God didn’t have to do this. We certainly didn’t deserve it. But He did it anyway because of His great love for us. The definition for this whole exchange is grace. Grace is unmerited favor. It is giving someone something they don’t deserve and didn’t earn. It is giving without expecting anything in return except for the recipient to receive and enjoy the gift. And this is what salvation is. It is grace.

When God extends salvation to us in response to our putting our faith in Jesus and receiving Him as our Lord, that is an act of grace. It is pure and undiluted grace. And as Paul makes clear here and far more thoroughly in his letter to the Galatian churches, it has to be grace. If it isn’t grace, then it is by works. And if it is by works, a whole world of problems enter the picture that make a terrible mess of the whole thing very quickly.
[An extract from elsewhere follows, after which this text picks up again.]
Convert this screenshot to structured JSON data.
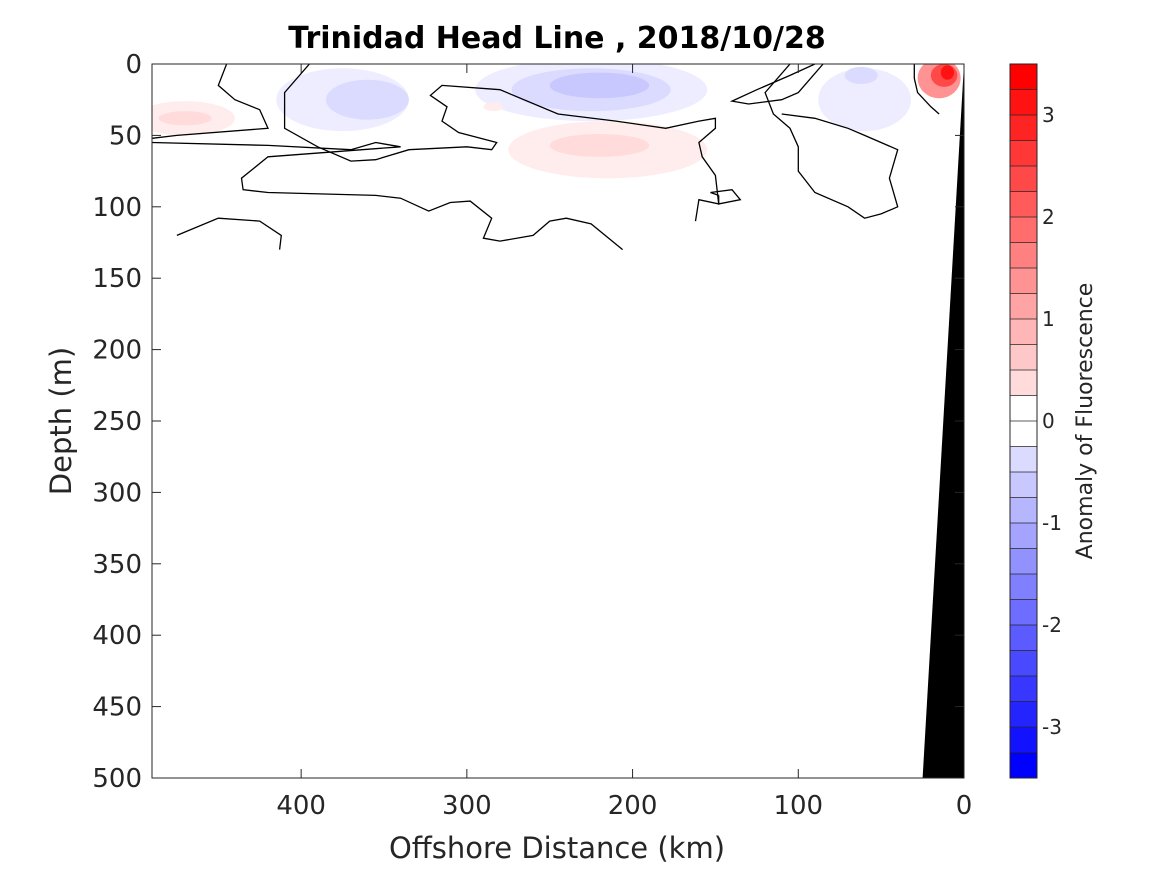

Paul puts the matter plainly here: “Now if by grace, then it is not by works; otherwise grace ceases to be grace.” If something is a gift of grace, it cannot be earned or deserved. Period. If it can be earned or somehow deserved, then it isn’t a gift of grace by definition. Salvation is either by grace meaning there’s nothing we can do at all to earn it – no amount of good works on our part contribute in even the smallest way to God’s giving it to us and our receiving it – or it is not at all by grace. If even a single work is required to receive it, then it isn’t by grace. It is by works.

Well, the consistent witness of the New Testament authors with Paul at the head of the parade is that salvation is by grace and grace alone. We don’t deserve it. Period. We can’t earn it. Period. If we could have earned it, someone other than Jesus would have done so by now. But they haven’t. Because we can’t.

If salvation can be deserved, then some people are going to be more deserving than others. This would create a two-tiered (or even multi-tiered) society of those who are worthy of salvation and those who aren’t. Every dystopian story ever written would come true in that case. It would be ugly. And messy. It would be a system that deserved to be turned upside down and destroyed just like so many of our stories imagine. We inherently understand that wouldn’t be a good thing.

Thankfully, God didn’t design it that way. It’s all by grace. That means everyone can receive it. No one is left out unless they choose to reject the gift. That’s on them, not God. Because salvation is entirely by grace, it doesn’t matter what is in your background. Jesus covered that. It doesn’t matter how far from God you’ve gone. Jesus can bring you back. It doesn’t matter where you are from or how much you have or what your political leanings happen to be. Salvation is for everybody. Equally. All the time. All you have to do is receive it. Thanks to Jesus, you can do just that. I hope you will.